Montag, 27. Juli 2009

Ein Freund am Telefon

Ein Leben ohne Freund ist wie ein Tod ohne Zeuge.
Spanisches Sprichwort

Noch bevor ich zu Ende gewählt hatte, wusste ich, dass ich einen Fehler gemacht hatte. Es klingelte einmal, zweimal - dann nahm jemand den Hörer ab.
"Sie haben die falsche Nummer!", blaffte eine raue männliche Stimme. Verdattert wählte ich noch einmal.
"Sie haben die falsche Nummer, hab ich doch gesagt!", kam wieder die Stimme, und wieder drang nur noch das kurze Klicken des Hörers an mein Ohr, der eingehängt wurde.
Wieso wusste er, dass man mir eine falsche Nummer gegeben hatte? Damals arbeitete ich für die New Yorker Polizei. Ein Bulle ist darauf trainiert, neugierig zu sein - und sich einzumischen. Also wählte ich ein drittes Mal.
"Hey, was soll das?", sagte der Mann. "Schon wieder Sie?"
"Ja", erwiderte ich. "Ich hab mich gefragt, wieso Sie wussten, dass ich eine falsche Nummer hatte, obwohl ich noch gar nichts gesagt hatte."
"Na, dann überlegen Sie mal!" Wieder wurde der Hörer aufgeknallt.
Ich saß eine Zeit lang da und hielt den Hörer locker zwischen den Fingern. Ich rief den Mann zurück.
"Und? Haben Sie es jetzt kapiert?", fragte er.
"Das Einzige, was ich mir vorstellen kann, ist ... dass niemand Sie je anruft."
"Genau!" Zum vierten Mal war die Leitung tot. Ich prustete vor mich hin und rief den Mann zurück.
"Und was wollen Sie jetzt?", raunzte er.
"Ich dachte, ich sollte mal anrufen ... einfach um Hallo zu sagen."
"Hallo? Und warum?"
"Na, wenn nie jemand Sie anruft, dachte ich, ich sollte es vielleicht mal tun."

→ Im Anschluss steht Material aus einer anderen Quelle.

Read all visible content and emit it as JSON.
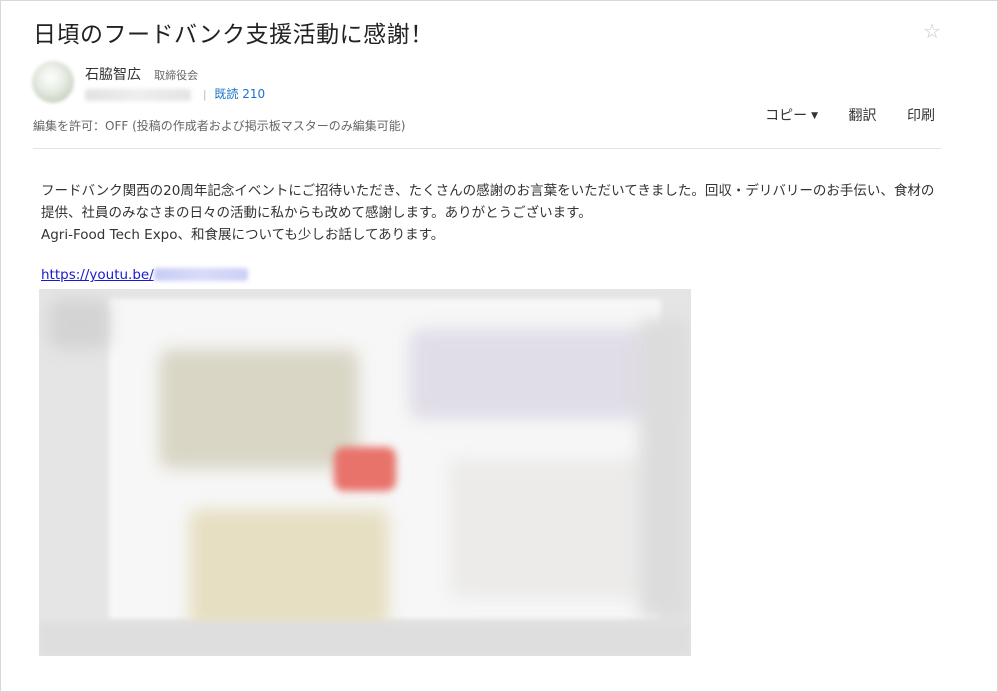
{
  "post": {
    "title": "日頃のフードバンク支援活動に感謝！",
    "author_name": "石脇智広",
    "author_role": "取締役会",
    "read_label": "既読 210",
    "edit_permission": "編集を許可：OFF (投稿の作成者および掲示板マスターのみ編集可能)"
  },
  "actions": {
    "copy_label": "コピー",
    "translate_label": "翻訳",
    "print_label": "印刷"
  },
  "body": {
    "paragraph_1": "フードバンク関西の20周年記念イベントにご招待いただき、たくさんの感謝のお言葉をいただいてきました。回収・デリバリーのお手伝い、食材の提供、社員のみなさまの日々の活動に私からも改めて感謝します。ありがとうございます。",
    "paragraph_2": "Agri-Food Tech Expo、和食展についても少しお話してあります。",
    "link_prefix": "https://youtu.be/"
  },
  "icons": {
    "star": "star-outline-icon",
    "caret": "caret-down-icon"
  },
  "colors": {
    "link": "#1a1acc",
    "read_count": "#1a73c9"
  }
}
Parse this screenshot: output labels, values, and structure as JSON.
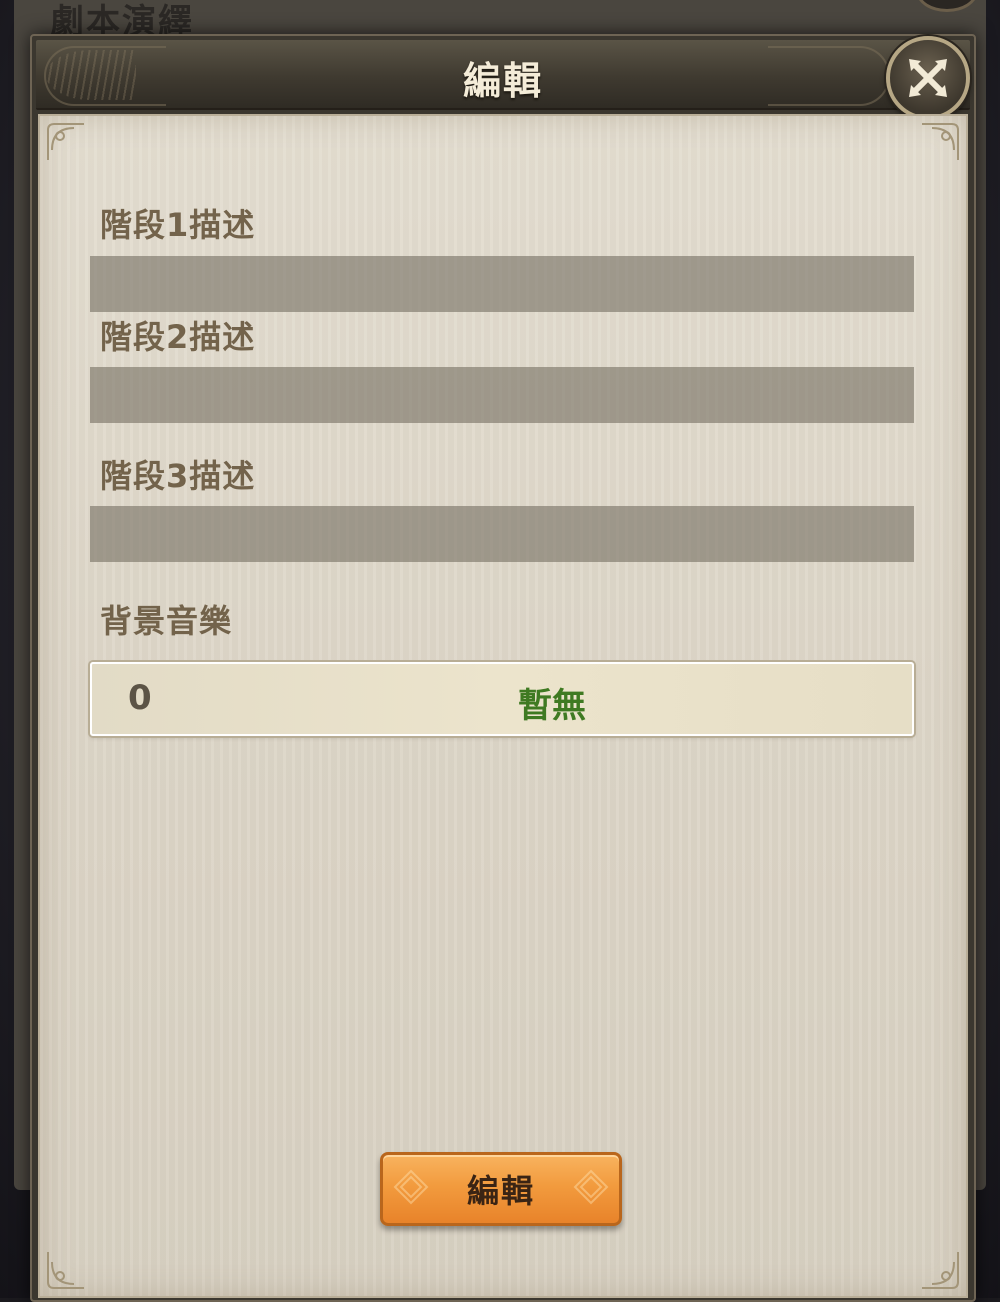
{
  "background_window": {
    "title": "劇本演繹"
  },
  "dialog": {
    "title": "編輯",
    "close_icon": "close-icon",
    "fields": [
      {
        "label": "階段1描述",
        "value": ""
      },
      {
        "label": "階段2描述",
        "value": ""
      },
      {
        "label": "階段3描述",
        "value": ""
      }
    ],
    "music": {
      "label": "背景音樂",
      "id": "0",
      "name": "暫無"
    },
    "confirm_button": "編輯"
  },
  "colors": {
    "title_text": "#f4ecd8",
    "label_text": "#73634b",
    "music_name": "#3f7a22",
    "button_orange": "#f29b3e",
    "panel_bg": "#ddd6c8"
  }
}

"Na schön. Und wer sind Sie?"
Endlich war ich durchgekommen. Jetzt war er neugierig.
Ich erzählte ihm, wer ich war, und fragte ihn, wer er wäre.
"Adolf Meth mein Name. Ich bin achtundachtzig, und kein einziges Mal in den letzten zwanzig Jahren hat jemand sich bei mir so oft verwählt!" Wir lachten beide.

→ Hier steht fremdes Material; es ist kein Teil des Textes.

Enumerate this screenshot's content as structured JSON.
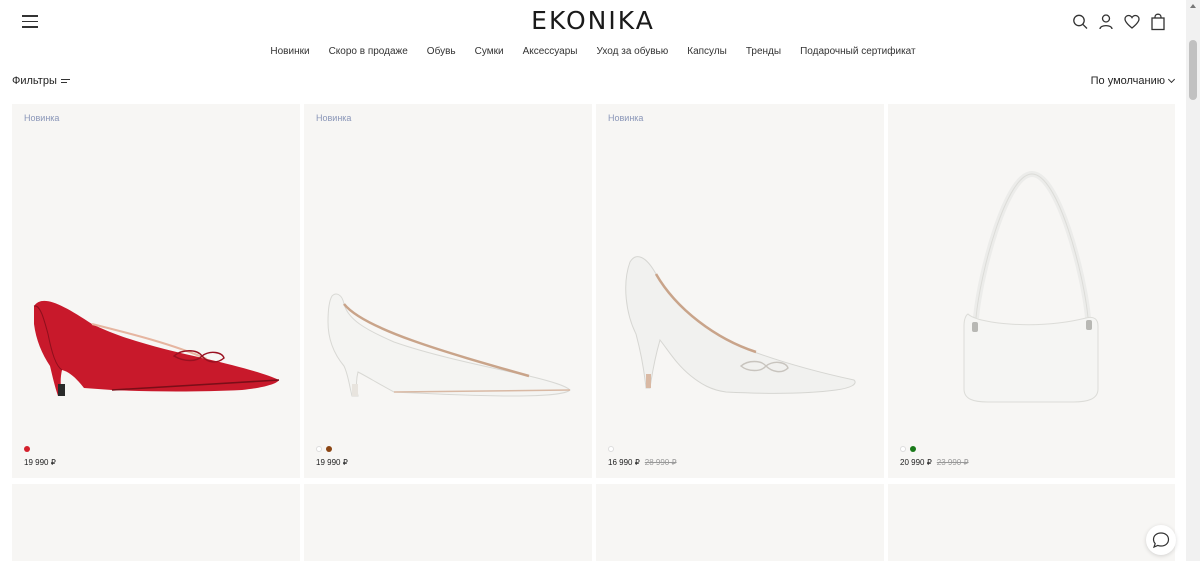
{
  "header": {
    "logo": "EKONIKA",
    "icons": [
      "search-icon",
      "user-icon",
      "heart-icon",
      "bag-icon"
    ]
  },
  "nav": {
    "items": [
      {
        "label": "Новинки"
      },
      {
        "label": "Скоро в продаже"
      },
      {
        "label": "Обувь"
      },
      {
        "label": "Сумки"
      },
      {
        "label": "Аксессуары"
      },
      {
        "label": "Уход за обувью"
      },
      {
        "label": "Капсулы"
      },
      {
        "label": "Тренды"
      },
      {
        "label": "Подарочный сертификат"
      }
    ]
  },
  "toolbar": {
    "filters_label": "Фильтры",
    "sort_label": "По умолчанию"
  },
  "products": [
    {
      "badge": "Новинка",
      "price": "19 990 ₽",
      "old_price": "",
      "colors": [
        "#d4202c"
      ]
    },
    {
      "badge": "Новинка",
      "price": "19 990 ₽",
      "old_price": "",
      "colors": [
        "#ffffff",
        "#8b4513"
      ]
    },
    {
      "badge": "Новинка",
      "price": "16 990 ₽",
      "old_price": "28 990 ₽",
      "colors": [
        "#ffffff"
      ]
    },
    {
      "badge": "",
      "price": "20 990 ₽",
      "old_price": "23 990 ₽",
      "colors": [
        "#ffffff",
        "#1a7a1a"
      ]
    }
  ],
  "colors": {
    "badge": "#8a96b8",
    "card_bg": "#f7f6f4"
  }
}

Wir unterhielten uns gut zehn Minuten. Adolf hatte keine Familie, keine Freunde. Alle, die ihm nahe gestanden hatten, waren gestorben. Dann entdeckten wir, dass wir etwas gemeinsam hatten: Auch er hatte fast vierzig Jahre lang, für die New Yorker Polizei gearbeitet. Als er mir über seine Zeit als Fahrstuhlführer dort erzählte, schien er interessiert, ja freundlich. Ich fragte ihn, ob ich ihn wieder anrufen dürfte.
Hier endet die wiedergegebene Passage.